Earnings news came after the close. Computer maker Hewlett-Packard (HPQ) reported first-quarter non-GAAP diluted EPS of $0.48, up from $0.37 a year earlier, and raised second-quarter guidance. Chip-equipment manufacturer Applied Materials (AMAT ) posted fist-quarter EPS of 9 cents, down from 17 cents. Companies reporting Thursday include Dell (DELL ), JC Penney (JCP ) and Target (TGT ).

M&A activity continued Wednesday, as brokerage giant Merrill Lynch (MER ) and money manager BlackRock (BLK ) reached a deal to merge Merrill's investment management business and BlackRock. Merrill will have a 49.8% stake and 45% voting interest in the newly created entity. As a result of the merger, PNC Financial (PNC ), which owns 70% of BlackRock, will hold a 34% share in the combined company.

Separately, Merrill boosted Bank of New York (BK ) and Bear Stearns (BSC ) from neutral to buy. Credit Suisse (CSR ) shares fell more than 8% amid worries about rising costs and investment bank revenue.

Among other companies in the news, Johnson & Johnson (JNJ ) was little changed after a report that the company is slashing its sales operations for anemia drug Procrit. DuPont (DD ) was also little changed after the Senate shelved an asbestos relief bill.

Anheuser-Busch (BUD ) and Wells Fargo (WFC ) were both higher after billionaire investor Warren Buffett's company, Berkshire Hathaway (BRK.A ), revealed large stakes in the companies.

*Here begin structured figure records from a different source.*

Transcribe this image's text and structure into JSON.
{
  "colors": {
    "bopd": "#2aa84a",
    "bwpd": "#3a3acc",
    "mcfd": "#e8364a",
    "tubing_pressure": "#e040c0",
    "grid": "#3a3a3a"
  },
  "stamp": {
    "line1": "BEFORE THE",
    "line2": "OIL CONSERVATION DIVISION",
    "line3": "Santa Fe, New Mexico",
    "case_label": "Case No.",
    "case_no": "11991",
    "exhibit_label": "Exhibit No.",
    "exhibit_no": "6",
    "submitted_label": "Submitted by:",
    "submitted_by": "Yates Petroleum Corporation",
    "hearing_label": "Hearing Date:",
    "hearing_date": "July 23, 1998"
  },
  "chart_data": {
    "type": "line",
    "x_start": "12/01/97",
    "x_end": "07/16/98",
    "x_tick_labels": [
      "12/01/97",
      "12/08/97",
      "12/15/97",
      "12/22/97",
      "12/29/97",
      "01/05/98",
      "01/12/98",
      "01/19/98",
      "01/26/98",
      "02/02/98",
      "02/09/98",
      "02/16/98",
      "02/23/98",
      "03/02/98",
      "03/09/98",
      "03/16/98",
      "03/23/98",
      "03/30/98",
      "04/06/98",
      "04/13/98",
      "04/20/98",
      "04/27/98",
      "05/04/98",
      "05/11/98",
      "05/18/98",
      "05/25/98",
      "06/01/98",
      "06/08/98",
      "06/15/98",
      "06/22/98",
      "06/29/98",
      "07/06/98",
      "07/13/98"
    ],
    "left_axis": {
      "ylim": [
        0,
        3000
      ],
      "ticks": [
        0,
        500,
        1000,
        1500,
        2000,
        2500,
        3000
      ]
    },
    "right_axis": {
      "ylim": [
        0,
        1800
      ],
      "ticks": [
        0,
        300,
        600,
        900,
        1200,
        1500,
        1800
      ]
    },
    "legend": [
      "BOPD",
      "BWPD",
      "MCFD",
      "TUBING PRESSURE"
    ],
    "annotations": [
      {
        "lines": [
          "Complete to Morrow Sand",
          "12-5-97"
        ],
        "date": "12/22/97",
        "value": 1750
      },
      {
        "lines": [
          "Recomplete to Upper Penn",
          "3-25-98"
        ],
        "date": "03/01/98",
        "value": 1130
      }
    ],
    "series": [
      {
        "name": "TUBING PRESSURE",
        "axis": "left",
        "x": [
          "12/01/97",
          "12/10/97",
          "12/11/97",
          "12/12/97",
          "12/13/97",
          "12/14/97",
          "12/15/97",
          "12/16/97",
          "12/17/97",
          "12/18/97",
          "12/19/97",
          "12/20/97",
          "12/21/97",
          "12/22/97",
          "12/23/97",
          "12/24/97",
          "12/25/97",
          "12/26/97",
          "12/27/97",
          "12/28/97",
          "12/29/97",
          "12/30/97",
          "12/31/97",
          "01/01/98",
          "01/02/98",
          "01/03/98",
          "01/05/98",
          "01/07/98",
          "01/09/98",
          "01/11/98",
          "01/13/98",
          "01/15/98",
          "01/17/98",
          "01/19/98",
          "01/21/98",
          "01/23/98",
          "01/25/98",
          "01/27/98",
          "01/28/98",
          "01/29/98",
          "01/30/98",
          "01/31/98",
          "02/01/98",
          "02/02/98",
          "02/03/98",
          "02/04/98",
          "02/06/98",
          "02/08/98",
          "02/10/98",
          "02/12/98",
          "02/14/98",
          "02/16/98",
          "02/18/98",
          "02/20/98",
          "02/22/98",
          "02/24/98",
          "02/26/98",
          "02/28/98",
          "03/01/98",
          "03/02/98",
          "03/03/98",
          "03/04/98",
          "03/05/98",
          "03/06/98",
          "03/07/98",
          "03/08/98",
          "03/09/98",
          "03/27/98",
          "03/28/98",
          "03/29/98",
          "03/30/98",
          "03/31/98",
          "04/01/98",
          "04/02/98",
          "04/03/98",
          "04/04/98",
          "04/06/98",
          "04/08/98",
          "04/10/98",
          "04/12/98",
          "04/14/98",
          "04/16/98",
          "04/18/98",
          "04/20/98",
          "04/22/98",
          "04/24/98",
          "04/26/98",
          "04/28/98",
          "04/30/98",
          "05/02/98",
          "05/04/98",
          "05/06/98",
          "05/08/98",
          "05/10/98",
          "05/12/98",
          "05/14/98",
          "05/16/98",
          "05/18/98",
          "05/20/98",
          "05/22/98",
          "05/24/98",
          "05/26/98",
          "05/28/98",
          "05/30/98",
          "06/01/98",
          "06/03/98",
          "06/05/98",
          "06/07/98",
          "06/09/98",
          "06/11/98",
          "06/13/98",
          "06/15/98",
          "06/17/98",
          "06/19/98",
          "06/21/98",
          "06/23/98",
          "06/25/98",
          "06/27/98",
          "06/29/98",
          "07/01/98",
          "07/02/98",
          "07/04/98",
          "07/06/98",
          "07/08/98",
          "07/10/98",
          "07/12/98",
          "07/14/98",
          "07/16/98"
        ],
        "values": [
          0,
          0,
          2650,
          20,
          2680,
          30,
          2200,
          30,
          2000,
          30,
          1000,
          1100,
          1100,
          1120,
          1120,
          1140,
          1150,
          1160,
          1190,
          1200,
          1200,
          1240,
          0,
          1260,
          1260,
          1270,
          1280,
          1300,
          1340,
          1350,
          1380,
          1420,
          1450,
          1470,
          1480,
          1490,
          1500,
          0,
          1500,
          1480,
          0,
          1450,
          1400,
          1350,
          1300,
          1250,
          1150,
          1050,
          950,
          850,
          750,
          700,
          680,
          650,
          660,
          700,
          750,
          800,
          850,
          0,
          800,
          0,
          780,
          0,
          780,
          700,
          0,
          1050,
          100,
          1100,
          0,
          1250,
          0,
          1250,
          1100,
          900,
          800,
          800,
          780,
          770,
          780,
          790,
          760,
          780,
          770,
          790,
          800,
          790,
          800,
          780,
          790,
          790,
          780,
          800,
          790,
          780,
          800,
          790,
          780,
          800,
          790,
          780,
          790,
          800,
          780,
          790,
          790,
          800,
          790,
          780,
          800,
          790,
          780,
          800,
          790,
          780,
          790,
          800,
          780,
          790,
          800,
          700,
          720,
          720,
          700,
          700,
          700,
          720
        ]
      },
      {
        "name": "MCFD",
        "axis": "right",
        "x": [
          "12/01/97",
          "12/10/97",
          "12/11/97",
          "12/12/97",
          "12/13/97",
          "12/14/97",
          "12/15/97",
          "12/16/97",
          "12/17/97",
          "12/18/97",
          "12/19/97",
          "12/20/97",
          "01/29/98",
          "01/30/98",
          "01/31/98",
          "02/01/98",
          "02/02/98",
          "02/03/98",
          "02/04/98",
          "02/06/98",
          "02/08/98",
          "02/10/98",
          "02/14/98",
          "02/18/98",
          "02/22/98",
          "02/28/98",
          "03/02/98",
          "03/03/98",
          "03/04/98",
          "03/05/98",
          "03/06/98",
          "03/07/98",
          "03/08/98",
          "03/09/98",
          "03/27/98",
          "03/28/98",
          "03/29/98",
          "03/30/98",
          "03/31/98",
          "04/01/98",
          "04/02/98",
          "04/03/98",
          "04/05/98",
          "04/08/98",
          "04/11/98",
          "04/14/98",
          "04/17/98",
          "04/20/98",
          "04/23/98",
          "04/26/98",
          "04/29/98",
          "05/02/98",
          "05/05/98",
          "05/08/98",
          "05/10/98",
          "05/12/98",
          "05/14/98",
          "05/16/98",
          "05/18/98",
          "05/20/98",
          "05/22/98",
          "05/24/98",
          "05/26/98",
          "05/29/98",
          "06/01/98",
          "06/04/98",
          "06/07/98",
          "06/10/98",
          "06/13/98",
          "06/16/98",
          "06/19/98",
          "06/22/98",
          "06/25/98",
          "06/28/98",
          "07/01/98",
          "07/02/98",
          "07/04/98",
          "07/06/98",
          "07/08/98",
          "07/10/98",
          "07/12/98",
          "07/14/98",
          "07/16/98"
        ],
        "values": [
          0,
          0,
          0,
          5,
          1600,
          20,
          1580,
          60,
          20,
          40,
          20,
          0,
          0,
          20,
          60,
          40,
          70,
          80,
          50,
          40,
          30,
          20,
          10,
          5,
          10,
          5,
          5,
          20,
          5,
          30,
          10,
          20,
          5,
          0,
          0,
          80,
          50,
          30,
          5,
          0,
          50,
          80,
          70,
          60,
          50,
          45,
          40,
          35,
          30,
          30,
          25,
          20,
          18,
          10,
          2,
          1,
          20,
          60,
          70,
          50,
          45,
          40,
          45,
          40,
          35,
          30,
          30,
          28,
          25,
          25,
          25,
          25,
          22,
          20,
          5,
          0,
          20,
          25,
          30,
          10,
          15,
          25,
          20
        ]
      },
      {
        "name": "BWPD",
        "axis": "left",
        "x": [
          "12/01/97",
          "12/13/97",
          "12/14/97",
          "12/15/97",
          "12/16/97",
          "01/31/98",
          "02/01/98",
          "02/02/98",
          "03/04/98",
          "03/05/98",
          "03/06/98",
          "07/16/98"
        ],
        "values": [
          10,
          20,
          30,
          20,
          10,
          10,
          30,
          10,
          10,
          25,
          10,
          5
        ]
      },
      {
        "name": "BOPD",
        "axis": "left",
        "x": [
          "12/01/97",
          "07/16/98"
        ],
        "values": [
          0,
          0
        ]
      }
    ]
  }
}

In the energy markets Wednesday, March West Texas Intermediate crude oil futures settled down $1.97 at $57.60 per barrel. A weekly inventory report showed crude supplies jumped 4 million barrels, far more than expected.

European markets finished mixed. In London, the Financial Times-Stock Exchange 100 index slipped 0.8 points, or 0.01%, to 5,791.5. Germany's DAX index edged higher 0.97 points, or 0.02%, to 5,764.37. In Paris, the CAC 40 index fell 27.25 points, or 0.55%, to 4,934.09.

Asian markets ended mostly lower. Japan's Nikkei 225 index fell 252.04 points, or 1.56%, to 15,932.83. In Hong Kong, the Hang Seng index edged higher 2.94 points, or 0.02%, to 15,423.26. Korea's Kospi index declined 24.37 points, or 1.83%, to 1,303.84.

Treasury Market

Prices for 10-year Treasury notes were slightly higher at 99-06/32 with a yield of 4.6%, while 30-year bonds climbed to 98-28/32 for a yield of 4.57%. The yield curve was inverted.